From contributor Sheila Gaynor:
As a follow-up to last week’s interview, this week we will hear from John Quackenbush, the director of the Big Data to Knowledge (BD2K) Training Grant. He is a professor of Computational Biology and Bioinformatics in the department and serves as the principal investigator on this new grant.
What do you see as the most important issues or challenges in big data within the next couple years?
In 2013, the National Research Council published a report, “Frontiers of Massive Data Analysis” that looked at the challenges of Big Data. Their primary finding was that the key element in meeting Big Data’s challenges is the development of rigorous quantitative and statistical methods. And I think they hit the nail on the head.
The challenge is no longer collecting data, but it is asking good questions and developing robust quantitative methods that will use the data and the models we build to inform our understanding of the systems we are studying. I think our faculty here at SPH and our colleagues across Harvard are extremely well positioned to develop these models, and we are lucky to have fabulous students who we can train (and who can train us) to think creatively about solutions.
But in developing these rigorous quantitative models, I would go farther than the NRC. We have to change how we think about our models. We are always asking, “Is the model right?” I think the better question is “Does the model inform our understanding of the system we are studying?”
The Scottish writer, Andrew Lang, said, “He uses statistics as a drunken man uses lamp posts – for support rather than for illumination.” We constantly have to ask ourselves whether we are asking the right questions and then pick the best methods to answer them. I think that approach is a big part of what defines a scientist.

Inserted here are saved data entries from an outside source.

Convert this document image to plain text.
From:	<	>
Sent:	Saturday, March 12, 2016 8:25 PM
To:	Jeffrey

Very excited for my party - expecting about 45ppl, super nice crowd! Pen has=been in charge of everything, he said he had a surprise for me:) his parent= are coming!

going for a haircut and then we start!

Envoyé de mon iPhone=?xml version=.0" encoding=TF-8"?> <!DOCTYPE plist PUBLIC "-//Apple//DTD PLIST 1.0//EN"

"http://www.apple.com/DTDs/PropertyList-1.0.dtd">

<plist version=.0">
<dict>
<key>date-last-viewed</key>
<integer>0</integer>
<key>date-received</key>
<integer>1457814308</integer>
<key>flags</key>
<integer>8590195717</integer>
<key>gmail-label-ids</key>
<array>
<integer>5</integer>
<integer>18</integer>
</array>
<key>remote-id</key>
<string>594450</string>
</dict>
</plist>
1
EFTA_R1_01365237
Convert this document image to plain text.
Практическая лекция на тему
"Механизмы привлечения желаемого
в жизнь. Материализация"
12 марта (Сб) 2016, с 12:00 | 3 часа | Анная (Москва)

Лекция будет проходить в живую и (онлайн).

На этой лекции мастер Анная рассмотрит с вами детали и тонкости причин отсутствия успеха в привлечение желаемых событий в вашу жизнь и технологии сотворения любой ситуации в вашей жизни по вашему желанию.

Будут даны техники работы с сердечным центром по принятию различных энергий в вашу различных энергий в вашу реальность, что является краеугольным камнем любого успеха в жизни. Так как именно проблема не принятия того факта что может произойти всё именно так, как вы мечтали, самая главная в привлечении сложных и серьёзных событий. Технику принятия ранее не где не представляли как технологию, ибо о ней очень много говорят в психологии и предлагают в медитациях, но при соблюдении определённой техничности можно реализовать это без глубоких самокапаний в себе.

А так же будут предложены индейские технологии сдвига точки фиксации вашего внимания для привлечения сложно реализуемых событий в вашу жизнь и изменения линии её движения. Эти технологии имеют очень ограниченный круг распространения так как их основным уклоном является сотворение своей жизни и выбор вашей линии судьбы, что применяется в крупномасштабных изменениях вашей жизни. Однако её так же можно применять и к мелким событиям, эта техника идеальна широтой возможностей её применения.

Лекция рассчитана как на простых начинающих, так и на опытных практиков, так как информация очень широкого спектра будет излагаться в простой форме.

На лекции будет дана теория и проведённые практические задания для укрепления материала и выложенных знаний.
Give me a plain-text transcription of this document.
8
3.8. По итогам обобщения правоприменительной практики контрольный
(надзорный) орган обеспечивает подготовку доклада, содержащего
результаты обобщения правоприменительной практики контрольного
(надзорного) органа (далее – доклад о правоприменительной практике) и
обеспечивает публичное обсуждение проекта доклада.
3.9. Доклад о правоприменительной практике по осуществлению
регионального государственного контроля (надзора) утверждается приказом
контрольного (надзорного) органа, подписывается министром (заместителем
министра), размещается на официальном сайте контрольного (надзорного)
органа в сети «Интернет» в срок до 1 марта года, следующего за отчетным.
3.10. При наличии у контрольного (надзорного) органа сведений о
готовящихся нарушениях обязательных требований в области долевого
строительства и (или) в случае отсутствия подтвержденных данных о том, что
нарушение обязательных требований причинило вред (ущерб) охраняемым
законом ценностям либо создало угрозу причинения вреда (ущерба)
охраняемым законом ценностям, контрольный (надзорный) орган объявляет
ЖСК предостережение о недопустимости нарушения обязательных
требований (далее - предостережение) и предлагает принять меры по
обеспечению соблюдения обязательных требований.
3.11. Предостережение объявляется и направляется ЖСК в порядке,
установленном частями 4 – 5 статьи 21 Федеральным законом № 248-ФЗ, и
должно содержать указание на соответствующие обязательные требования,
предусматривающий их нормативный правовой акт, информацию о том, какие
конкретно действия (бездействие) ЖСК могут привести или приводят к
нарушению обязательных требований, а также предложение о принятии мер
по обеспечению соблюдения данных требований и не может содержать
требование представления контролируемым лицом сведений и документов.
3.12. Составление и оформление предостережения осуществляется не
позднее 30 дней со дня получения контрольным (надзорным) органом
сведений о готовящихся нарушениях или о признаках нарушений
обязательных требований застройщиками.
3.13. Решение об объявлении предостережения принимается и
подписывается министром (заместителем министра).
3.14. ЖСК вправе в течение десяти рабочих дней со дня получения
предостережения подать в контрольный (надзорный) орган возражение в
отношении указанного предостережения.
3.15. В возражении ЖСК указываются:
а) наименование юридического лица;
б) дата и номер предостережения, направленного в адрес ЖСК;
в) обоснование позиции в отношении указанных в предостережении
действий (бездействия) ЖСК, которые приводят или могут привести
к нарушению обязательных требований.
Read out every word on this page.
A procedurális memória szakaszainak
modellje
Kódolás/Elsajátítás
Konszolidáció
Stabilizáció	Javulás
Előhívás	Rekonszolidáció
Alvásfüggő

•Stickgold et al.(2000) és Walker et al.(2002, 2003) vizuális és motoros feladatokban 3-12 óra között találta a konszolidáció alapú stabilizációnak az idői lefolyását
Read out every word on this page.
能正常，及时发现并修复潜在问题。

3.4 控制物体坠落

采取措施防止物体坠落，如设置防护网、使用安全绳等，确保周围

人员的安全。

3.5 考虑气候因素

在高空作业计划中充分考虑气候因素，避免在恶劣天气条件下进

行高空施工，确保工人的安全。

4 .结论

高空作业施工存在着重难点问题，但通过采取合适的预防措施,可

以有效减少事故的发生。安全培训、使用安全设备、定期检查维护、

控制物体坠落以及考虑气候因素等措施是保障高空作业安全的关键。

What skills do you think are most important for students to develop to tackle these challenges?
My PhD was in theoretical particle physics. The title of my thesis was “Two-dimensional quantum field theory and string theory models.” People often ask me whether my physics training has been useful in what I do today. And, while I haven’t solved the Dirac equation in many years, my training has been invaluable. My PhD taught me how to think and solve problems.
The courses we offer students are outstanding in that they give them tools that they can use to solve problems. We teach them statistical methodology, we teach then statistical theory, we are teaching them computational methodology. And those are the foundation for their futures. But the most important part of a PhD is thesis research. We want students to build on the tools they have, to draw from their broader training, to borrow ideas from other disciplines, and to develop intuition about what the right questions are to ask and how to think about solving them. So we need to assure that we teach our students how to think.
If you’ve ever seen me on a PhD thesis committee, I usually only ask a small number of questions, and there is only one that I really care about. ‘What is the next big problem that the field needs solved that you are uniquely positioned to tackle?” Because I want to know the students understand the breadth and depth of their field and that they have thought about the most significant problems.
People sometimes present data-driven approaches, such as machine learning, and statistics as being competing, almost incompatible methodological frameworks. How do you see the difference?
I don’t think there is such a huge gap between statistical and machine learning methods. They often draw on very similar underlying methodologies and the Venn diagram overlap can be substantial. The difference is sometimes in the application. Although there is a huge continuum, I think statisticians tend to rely more on a priori modeling while computer scientists are more willing to let the data drive the model. And both approaches have applications where they excel. Machine learning is exceptional for problems like identifying tumors in CT scans, where there are a multitude of examples in which one can learn patterns and where the rules for finding the pattern matter less than the result. On the other hand, machine learning isn’t so good at predicting new things that aren’t in the training set, whereas having a model that one can fit can provide more testable hypotheses. So I think what we want our students to do is to have a broad set of tools and the knowledge to choose which might be best for solving any particular problem.
How does the BD2K training program integrate with other programs in our department?
I think this is an important addition to our overall program. First, I hope it will continue to build bridges with departments in Cambridge, especially with computer science. The important questions today are often at the interface of multiple disciplines, and so broadening our training is going to be essential. Second, every statistical and quantitative method we teach and use is being stretched by the unprecedented quantities of data that we can now generate and access. This program, I hope, will help continue the improvements in computational training that we’ve been building into our overall graduate program. And third, I think this program will give students more options to explore research areas where their insight, imagination, and training can position them to make important contributions to our collective knowledge. I am proud to be a member of this department and to be able to help maintain and expand the outstanding training our graduates receive.